Das Oberste Gericht der Russischen Föderation hat am 30. November die „internationale LGBT-Bewegung“ zur „extremistischen Organisation“ erklärt. Menschen aus der Community sehen sich in Russland schon seit Jahren mit immer restriktiveren Gesetzen konfrontiert. Im Juni etwa wurde – angeblich zum Schutz vor ausländischer Einflussnahme – ein Gesetz beschlossen, das geschlechtsangleichende Operationen verbietet. Zuvor wurde das seit 2013 bestehende Verbot „homosexueller Propaganda“ ein weiteres Mal verschärft.

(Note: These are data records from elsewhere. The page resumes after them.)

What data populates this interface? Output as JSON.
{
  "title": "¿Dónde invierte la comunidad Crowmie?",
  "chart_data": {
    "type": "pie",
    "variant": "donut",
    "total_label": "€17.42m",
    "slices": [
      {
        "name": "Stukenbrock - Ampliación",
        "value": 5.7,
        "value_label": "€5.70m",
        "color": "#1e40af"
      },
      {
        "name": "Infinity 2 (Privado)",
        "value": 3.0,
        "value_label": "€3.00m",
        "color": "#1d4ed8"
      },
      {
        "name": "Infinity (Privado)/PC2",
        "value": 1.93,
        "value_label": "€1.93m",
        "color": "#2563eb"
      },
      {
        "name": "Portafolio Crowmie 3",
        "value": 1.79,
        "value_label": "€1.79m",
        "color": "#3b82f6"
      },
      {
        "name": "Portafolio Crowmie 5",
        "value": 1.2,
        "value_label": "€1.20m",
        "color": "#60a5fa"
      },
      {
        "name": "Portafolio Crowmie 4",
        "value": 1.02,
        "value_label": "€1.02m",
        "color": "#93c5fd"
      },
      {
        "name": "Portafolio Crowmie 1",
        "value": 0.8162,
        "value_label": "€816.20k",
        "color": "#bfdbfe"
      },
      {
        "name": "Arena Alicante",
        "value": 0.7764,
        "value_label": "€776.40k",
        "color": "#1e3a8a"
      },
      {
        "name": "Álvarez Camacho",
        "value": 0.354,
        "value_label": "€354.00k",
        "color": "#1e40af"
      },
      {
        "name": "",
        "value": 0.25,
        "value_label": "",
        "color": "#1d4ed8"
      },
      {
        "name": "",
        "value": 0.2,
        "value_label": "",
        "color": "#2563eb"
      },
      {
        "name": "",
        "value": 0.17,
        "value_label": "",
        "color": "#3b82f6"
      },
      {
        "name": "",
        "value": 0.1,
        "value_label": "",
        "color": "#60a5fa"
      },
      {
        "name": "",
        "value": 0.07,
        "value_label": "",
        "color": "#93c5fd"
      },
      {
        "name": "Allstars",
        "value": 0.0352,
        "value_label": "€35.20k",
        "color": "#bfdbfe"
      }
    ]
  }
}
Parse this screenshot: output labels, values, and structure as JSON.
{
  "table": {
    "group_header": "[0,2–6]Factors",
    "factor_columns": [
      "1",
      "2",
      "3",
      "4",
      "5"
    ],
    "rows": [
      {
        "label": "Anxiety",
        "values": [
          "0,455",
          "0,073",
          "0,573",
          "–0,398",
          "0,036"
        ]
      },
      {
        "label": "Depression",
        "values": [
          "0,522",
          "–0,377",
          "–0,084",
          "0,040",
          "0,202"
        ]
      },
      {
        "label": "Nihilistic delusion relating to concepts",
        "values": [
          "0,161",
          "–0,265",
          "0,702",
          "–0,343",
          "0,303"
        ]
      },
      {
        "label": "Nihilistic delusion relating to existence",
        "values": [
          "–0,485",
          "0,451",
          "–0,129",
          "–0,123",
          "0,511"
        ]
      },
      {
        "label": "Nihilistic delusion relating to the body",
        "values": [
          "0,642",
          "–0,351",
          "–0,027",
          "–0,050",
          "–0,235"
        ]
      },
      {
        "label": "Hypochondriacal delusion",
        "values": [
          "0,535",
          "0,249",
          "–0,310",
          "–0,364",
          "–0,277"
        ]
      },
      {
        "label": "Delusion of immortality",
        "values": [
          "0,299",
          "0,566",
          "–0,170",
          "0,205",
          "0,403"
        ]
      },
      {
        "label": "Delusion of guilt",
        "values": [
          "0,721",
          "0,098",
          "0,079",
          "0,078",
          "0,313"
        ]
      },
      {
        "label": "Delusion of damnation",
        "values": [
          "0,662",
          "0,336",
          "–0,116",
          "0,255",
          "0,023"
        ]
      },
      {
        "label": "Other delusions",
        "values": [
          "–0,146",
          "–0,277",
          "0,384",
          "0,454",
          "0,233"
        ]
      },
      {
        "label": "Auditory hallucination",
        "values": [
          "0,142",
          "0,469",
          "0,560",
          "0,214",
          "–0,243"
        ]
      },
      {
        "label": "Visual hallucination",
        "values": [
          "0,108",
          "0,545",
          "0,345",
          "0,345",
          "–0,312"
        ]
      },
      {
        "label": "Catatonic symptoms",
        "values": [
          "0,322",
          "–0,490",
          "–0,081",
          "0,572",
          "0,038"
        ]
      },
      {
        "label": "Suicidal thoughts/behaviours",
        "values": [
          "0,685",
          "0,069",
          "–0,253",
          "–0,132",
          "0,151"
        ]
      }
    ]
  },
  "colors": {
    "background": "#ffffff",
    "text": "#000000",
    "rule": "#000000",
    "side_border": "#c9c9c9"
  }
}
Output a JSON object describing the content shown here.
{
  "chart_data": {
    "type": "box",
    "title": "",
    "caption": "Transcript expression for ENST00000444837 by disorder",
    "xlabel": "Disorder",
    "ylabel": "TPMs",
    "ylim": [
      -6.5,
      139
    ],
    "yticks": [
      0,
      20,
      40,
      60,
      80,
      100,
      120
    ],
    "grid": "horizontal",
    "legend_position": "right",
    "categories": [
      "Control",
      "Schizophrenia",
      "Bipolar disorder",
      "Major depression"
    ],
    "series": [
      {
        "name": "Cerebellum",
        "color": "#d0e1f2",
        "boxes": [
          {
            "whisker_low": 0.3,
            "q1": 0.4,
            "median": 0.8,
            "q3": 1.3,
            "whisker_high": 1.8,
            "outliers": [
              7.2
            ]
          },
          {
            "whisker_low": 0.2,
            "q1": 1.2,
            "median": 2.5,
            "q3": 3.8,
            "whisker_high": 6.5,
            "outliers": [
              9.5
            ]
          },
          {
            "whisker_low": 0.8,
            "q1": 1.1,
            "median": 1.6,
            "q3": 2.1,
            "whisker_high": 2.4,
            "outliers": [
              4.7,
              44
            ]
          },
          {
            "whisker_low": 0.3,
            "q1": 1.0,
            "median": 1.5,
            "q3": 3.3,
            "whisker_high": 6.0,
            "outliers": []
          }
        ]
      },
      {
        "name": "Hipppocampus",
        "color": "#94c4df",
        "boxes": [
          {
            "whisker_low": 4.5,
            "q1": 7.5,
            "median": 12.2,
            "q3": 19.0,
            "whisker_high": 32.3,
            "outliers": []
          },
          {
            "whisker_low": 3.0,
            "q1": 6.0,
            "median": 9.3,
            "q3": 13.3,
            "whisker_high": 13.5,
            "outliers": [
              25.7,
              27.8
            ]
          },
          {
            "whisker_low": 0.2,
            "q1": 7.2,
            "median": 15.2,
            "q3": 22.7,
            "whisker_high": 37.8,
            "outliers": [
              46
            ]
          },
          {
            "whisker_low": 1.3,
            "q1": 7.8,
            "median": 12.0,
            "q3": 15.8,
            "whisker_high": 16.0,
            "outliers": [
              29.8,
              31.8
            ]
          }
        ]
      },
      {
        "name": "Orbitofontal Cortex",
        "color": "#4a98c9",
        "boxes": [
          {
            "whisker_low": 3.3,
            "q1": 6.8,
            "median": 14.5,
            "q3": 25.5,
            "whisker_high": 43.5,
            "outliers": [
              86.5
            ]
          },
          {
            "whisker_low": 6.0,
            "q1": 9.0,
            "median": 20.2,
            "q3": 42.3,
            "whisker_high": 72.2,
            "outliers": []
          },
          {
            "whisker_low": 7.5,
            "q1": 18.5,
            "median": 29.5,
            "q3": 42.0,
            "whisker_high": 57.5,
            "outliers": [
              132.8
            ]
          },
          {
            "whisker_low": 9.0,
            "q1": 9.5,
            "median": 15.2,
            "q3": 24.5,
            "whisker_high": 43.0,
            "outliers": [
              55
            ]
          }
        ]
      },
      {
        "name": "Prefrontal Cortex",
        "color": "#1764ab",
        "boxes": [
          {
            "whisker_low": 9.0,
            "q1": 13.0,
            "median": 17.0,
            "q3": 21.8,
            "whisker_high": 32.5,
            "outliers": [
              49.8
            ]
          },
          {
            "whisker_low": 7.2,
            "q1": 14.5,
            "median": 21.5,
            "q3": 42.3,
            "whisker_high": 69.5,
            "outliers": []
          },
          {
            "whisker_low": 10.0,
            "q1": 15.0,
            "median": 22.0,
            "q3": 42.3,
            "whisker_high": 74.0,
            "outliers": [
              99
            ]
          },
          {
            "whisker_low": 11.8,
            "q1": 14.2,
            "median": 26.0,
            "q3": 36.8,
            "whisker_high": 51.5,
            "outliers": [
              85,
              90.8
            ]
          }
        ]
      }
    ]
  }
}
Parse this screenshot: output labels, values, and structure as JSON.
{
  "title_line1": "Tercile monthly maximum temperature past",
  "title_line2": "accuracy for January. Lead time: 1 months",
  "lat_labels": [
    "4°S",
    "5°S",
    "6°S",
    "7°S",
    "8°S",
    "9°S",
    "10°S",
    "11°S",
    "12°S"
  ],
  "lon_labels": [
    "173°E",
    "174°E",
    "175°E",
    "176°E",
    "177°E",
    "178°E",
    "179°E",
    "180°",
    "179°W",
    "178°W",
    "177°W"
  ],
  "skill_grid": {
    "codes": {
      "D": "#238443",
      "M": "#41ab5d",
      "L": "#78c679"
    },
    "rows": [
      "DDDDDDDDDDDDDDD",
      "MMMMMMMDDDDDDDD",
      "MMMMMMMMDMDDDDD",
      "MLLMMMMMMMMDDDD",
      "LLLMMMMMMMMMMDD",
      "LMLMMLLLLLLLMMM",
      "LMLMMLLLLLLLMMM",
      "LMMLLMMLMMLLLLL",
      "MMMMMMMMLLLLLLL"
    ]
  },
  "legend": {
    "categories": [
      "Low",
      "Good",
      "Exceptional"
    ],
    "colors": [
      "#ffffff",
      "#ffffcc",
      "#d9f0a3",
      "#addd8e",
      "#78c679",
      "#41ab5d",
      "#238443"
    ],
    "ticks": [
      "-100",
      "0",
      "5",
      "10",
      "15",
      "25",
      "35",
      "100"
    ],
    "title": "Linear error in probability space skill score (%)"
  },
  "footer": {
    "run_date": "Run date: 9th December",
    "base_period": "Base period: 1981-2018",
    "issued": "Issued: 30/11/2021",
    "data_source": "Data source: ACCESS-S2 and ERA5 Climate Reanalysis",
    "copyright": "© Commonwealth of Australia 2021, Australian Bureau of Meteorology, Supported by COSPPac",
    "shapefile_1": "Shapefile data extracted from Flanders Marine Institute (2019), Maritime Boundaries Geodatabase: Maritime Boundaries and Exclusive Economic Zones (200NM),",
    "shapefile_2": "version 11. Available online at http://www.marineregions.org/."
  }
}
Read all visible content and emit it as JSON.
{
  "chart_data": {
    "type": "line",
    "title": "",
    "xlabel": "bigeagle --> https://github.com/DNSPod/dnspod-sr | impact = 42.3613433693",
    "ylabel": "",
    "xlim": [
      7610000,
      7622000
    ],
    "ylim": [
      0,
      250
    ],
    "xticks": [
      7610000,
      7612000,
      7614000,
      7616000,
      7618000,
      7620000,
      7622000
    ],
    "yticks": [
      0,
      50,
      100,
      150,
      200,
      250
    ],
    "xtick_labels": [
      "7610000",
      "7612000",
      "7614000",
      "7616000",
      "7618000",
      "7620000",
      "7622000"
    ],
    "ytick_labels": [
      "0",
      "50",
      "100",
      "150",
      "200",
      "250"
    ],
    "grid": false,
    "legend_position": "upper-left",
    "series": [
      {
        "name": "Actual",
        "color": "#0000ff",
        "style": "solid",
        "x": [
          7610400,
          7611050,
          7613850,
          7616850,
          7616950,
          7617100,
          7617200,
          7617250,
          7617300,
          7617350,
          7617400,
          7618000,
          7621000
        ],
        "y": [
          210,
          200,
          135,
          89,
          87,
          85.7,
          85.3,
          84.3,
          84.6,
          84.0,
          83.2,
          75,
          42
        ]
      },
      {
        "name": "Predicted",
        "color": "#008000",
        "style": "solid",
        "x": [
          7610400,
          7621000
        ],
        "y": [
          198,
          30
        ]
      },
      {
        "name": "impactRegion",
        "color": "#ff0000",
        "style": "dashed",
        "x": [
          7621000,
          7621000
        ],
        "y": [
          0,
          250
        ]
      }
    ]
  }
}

Der Politikwissenschaftler Sergej Medwedew erinnert auf seiner Facebook-Seite an einen Auftritt des russischen Pop-Duos Tatu vor 20 Jahren, bei dem die beiden Sängerinnen „Fuck War“-Shirts getragen und sich auf der Bühne geküsst haben: „Dafür würden sie heute 20 Jahre bekommen. We’ve come a long way baby“.
Obwohl das Urteil offiziell erst 2024 in Kraft treten soll, gab es in Moskau bereits einen Tag nach der Verkündigung erste Razzien in Clubs und Saunen. In Sankt Petersburg hat der bekannte Szeneclub Central Station vorsorglich den Betrieb eingestellt. Welche weiteren Folgen von dem Verbot zu befürchten sind, darüber schreibt Kirill Martynow, Chefredakteur der Novaya Gazeta Europe, in einem Kommentar auf Twitter.
Symbolbild © ITAR-TASS/imago images
Ich habe den Eindruck, dass nicht allen meinen Landsleuten klar ist, was heute passiert ist. Die Entscheidung des Obersten Gerichts bezüglich LGBTQ-Personen wird für noch mehr Leid und Demütigung queerer Menschen sorgen. Sie ist zudem ein fundamentaler Verstoß gegen die Rechtsgrundlagen des Staates (oder zumindest gegen das, was davon noch übrig war). Und das betrifft uns alle, sogar die Homophoben. Russland schießt sich, wie Dimitri Rogosin [an einem Schießstand 2015 – dek], selbst ins Knie.
Das Urteil beraubt die Menschen ihrer Grundrechte, allein dafür, dass sie existieren
Warum auch Homophobe unter dem „Extremismus“-Urteil leiden werden? Weil es seit dem 30. November 2023 in Russland rechtens ist, Menschen dafür zu verfolgen, wer sie sind. Jetzt muss ein Mensch nicht an politischen Aktionen teilnehmen oder Mitglied einer politischen Organisation sein, um verfolgt zu werden. Wenn Homosexuelle per se zu Mitgliedern einer extremistischen Bewegung erklärt werden, kann es jederzeit auch andere Gruppen treffen. Wie das Apartheidsregime in Südafrika oder die Nürnberger „Rassengesetze“ in Nazi-Deutschland beraubt das Urteil des Obersten Gerichts Menschen ihrer Grundrechte, allein dafür, dass sie existieren. Ramsan Kadyrow behauptete nach zahlreichen Fällen von Folter und Morden an queeren Menschen, in Tschetschenien gebe es keine Schwulen. Jetzt tut das Oberste Gericht das Gleiche für ganz Russland.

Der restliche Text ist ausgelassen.